Aboriginal Ritual Passed Down Over 12,000 Years, Cave Find Shows
Arthur T Knackerbracket has processed the following story:
Two slightly burnt, fat-covered sticks discovered inside an Australian cave are evidence of a healing ritual that was passed down unchanged by more than 500 generations of Indigenous people over the last 12,000 years, according to new research.
The wooden sticks, found poking out of tiny fireplaces, showed that the ritual documented in the 1880s had been shared via oral traditions since the end of the last ice age, a study in the journal Nature Human Behaviour said on Monday.
The discovery was made inside Cloggs Cave in the foothills of the Victorian Alps in Australia's southeast, in a region long inhabited by the Gunaikurnai people.

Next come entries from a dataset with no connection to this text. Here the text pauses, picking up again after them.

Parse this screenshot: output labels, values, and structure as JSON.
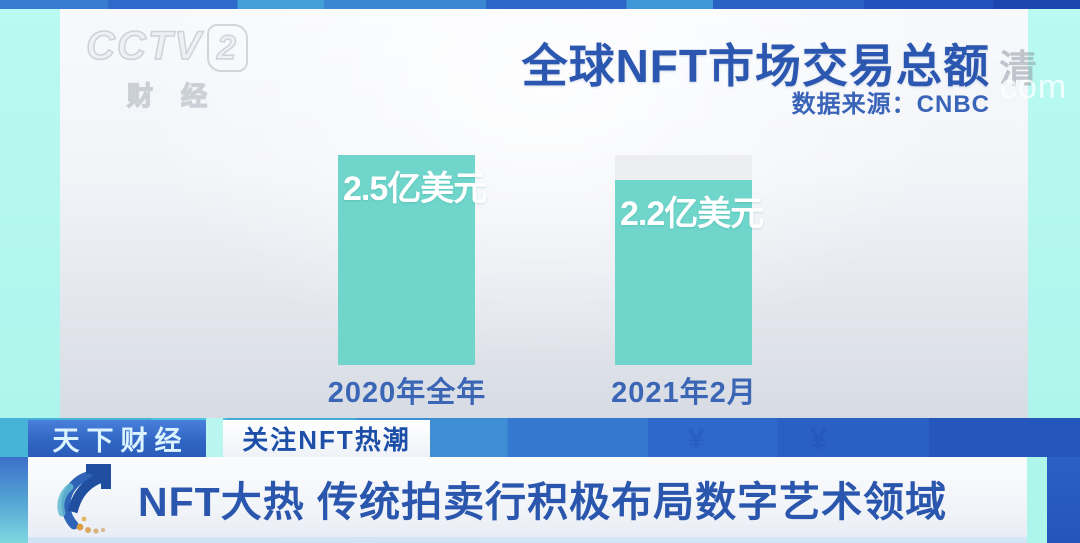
{
  "watermark": {
    "channel": "CCTV",
    "channel_number": "2",
    "channel_sub": "财经",
    "quality_badge": "清",
    "site_mark": "com"
  },
  "header": {
    "title": "全球NFT市场交易总额",
    "source": "数据来源：CNBC"
  },
  "chart_data": {
    "type": "bar",
    "title": "全球NFT市场交易总额",
    "source": "数据来源：CNBC",
    "categories": [
      "2020年全年",
      "2021年2月"
    ],
    "values": [
      2.5,
      2.2
    ],
    "unit": "亿美元",
    "bar_labels": [
      "2.5亿美元",
      "2.2亿美元"
    ],
    "ylim": [
      0,
      2.5
    ],
    "bar_color": "#70d6cc",
    "ghost_cap_color": "#eceef2",
    "legend": "none",
    "grid": "off"
  },
  "ticker": {
    "program_badge": "天下财经",
    "topic_badge": "关注NFT热潮",
    "headline": "NFT大热 传统拍卖行积极布局数字艺术领域",
    "band_symbols": [
      "¥",
      "¥"
    ]
  },
  "colors": {
    "title_blue": "#2b57b0",
    "bar_teal": "#70d6cc",
    "side_cyan": "#aef5ec",
    "badge_blue": "#3166c4",
    "headline_blue": "#2a56ad"
  }
}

[...] Carefully digging through the soil, the team found a small stick poking out-then they found another one. Both well-preserved sticks were made from the wood of casuarina trees.
Each one was found in a separate fireplace around the size of the palm of a hand-far too small to have been used for heat or cooking meat.
The slightly charred ends of the sticks had been cut specially to stick into the fire, and both were coated in human or animal fat.
One stick was 11,000 years old and the other 12,000 years old, radiocarbon dating found.
"They've been waiting here all this time for us to learn from them," said Gunaikurnai elder Russell Mullett, a co-author of the study and head of GLaWAC.
Mullett spent years trying to find out what they could have been used for, before discovering the accounts of Alfred Howitt, a 19th-century Australian anthropologist who studied Aboriginal culture.
Some of Howitt's notes had never been published, and Mullett said he spent a long time convincing a local museum to share them.